I have come out of my seasonal depression...I feel glorious.

After just a week of sunlight on my skin and eating mostly fruit, I rolled myself out like a blank, pale parchment ready for colour and whimsy and new stories.

Most of my life is delightful right now, and I am working my way to making the less desirable parts more in line with my true needs.

Life is always delicious, though, even in the gloomy parts.

For me this is a landscape and a time to bank up courage in a craven heart, to carry a greater fund of joy into the next cloud of sorrow, to learn even to love sorrow for the pleasure it divides, like the black notes on a keyboard, or hunger between meals. Perhaps even to discover that pain and pleasure, since they cannot exist without each other, are really the same thing.

- Ted Simon (Jupiter’s Travels)



Boredom is a completely foreign concept to me...well, not completely. Standing around doing nothing at my old job was so boring it was physically painful (not exaggerating) - the reason being that it was "the new way." For me, life is all about movement, whether it be physical or mental. I need to be occupied, by tasks, projects, books, art, people, animals, exercise - anything but the monotony of a prescribed, unmoving lockdown. Life moves...it needs to. It just does. So I am the same.
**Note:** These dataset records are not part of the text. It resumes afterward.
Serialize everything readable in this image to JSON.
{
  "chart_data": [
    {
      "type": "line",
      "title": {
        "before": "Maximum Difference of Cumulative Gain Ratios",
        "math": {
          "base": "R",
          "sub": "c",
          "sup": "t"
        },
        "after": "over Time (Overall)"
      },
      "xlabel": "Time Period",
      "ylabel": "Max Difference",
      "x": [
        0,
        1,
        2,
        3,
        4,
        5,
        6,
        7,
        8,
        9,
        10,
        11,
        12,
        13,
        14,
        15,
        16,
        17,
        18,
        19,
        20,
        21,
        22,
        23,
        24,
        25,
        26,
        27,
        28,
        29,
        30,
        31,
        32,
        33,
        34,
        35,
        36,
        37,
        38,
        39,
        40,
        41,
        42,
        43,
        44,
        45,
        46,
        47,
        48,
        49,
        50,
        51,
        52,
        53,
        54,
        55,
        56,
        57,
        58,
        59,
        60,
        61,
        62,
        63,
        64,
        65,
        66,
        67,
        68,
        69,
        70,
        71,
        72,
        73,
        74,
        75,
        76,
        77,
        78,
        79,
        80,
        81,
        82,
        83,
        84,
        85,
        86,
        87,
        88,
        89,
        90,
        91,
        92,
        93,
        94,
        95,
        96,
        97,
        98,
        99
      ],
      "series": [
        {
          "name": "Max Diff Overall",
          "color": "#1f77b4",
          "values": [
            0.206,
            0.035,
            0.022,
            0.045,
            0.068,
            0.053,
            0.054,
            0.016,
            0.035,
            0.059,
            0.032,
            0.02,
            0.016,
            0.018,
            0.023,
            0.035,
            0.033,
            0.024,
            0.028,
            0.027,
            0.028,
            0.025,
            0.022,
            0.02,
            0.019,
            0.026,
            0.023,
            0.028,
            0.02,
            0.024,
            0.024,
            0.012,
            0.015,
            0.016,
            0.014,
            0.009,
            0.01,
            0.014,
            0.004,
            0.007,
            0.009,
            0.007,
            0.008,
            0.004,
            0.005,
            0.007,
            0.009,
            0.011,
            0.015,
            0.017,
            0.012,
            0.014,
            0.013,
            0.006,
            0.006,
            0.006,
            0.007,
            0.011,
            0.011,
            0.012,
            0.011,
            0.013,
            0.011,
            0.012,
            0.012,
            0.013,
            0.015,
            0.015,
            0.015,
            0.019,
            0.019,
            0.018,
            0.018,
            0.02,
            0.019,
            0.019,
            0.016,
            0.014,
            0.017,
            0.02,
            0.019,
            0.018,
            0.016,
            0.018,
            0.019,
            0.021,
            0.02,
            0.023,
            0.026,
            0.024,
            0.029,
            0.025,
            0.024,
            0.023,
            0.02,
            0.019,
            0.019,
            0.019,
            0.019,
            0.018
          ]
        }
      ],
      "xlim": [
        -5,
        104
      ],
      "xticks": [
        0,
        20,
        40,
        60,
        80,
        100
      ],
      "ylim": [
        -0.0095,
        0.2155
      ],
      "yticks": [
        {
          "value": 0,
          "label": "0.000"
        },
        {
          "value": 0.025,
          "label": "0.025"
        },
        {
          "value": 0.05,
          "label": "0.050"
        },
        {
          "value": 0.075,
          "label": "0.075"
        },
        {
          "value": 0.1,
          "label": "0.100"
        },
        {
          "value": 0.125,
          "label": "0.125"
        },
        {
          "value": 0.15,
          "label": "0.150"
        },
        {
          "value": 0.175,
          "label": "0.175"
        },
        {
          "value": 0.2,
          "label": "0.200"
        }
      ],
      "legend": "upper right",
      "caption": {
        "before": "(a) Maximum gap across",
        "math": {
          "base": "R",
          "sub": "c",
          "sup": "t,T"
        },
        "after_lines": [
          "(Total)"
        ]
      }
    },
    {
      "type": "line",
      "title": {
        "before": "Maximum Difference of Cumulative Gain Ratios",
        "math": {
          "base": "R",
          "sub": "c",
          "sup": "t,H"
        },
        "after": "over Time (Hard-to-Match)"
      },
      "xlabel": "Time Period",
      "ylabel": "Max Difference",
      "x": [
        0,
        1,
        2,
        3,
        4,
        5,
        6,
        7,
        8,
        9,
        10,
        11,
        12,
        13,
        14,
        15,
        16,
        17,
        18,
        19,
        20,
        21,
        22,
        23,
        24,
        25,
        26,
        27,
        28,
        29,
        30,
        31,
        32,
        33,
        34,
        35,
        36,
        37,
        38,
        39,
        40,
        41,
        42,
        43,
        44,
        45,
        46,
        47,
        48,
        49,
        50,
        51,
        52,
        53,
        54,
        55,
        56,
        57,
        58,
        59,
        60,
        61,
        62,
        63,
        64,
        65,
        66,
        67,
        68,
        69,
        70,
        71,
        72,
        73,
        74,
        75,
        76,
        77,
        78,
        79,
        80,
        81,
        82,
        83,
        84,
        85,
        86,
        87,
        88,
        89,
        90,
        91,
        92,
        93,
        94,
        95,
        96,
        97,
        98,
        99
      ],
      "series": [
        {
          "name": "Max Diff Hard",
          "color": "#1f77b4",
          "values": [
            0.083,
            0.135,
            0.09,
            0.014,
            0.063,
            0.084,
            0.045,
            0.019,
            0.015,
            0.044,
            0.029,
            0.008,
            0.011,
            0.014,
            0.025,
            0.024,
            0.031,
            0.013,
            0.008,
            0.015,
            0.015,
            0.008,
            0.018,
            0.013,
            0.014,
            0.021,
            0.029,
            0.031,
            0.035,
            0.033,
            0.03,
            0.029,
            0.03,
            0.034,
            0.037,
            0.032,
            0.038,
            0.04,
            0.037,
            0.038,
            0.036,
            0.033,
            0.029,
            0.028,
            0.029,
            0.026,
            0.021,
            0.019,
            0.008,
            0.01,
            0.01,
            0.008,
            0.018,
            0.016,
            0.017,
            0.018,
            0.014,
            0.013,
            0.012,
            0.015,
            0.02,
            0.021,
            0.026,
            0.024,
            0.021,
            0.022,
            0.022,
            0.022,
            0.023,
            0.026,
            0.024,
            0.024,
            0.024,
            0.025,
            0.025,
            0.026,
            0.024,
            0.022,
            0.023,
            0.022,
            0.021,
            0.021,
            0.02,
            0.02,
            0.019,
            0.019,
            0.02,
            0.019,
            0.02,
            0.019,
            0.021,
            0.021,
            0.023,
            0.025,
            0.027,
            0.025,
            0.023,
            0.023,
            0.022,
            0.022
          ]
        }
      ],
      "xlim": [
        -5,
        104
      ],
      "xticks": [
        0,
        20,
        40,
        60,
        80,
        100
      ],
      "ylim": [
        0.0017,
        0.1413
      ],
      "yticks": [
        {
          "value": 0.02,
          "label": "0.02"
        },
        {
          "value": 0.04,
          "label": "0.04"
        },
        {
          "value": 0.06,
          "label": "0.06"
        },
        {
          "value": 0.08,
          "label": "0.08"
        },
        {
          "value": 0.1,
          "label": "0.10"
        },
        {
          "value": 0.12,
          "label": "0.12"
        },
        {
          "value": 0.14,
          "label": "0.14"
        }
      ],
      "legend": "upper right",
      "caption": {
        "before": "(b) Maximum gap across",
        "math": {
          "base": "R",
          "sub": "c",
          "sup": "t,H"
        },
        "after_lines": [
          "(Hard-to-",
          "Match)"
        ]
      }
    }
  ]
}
Speaking of projects, I have finally completed the zine I wrote in 2005. It is in the works of being printed. I am really proud of it! 70 (half page) handwritten and illustrated pages.

Now that I have discovered more ways to be healthy and vibrant, I will be posting much, much more.

I have kept to a raw vegan diet because of the ecstasy and loving energy it brings me, yet something was still missing after a couple of years. Lots of sun (I am going to travel somewhere warm every winter, I promise this to myself, even if it's California), B12 sub-lingual liquid methylcobalamin (stay clear of the cyanocobalamin - and take it whether you are omnivore or herbivore), eating mostly fruit (more on this later), always sleeping when tired (instead of fighting to stay up later - I always feel like I am missing out on something), and a length of time off. I have had 2 months mostly work-free (I do love my part-time raw-food job!), and I am ready to work again, this time somewhere I love and cherish (I used to love and cherish my old job, but things changed drastically!) - I have a particular one in mind that I desire SO much, so think good thoughts for me!

Until next time!

1 comment:

  1. Love this. Thinking good thoughts for you!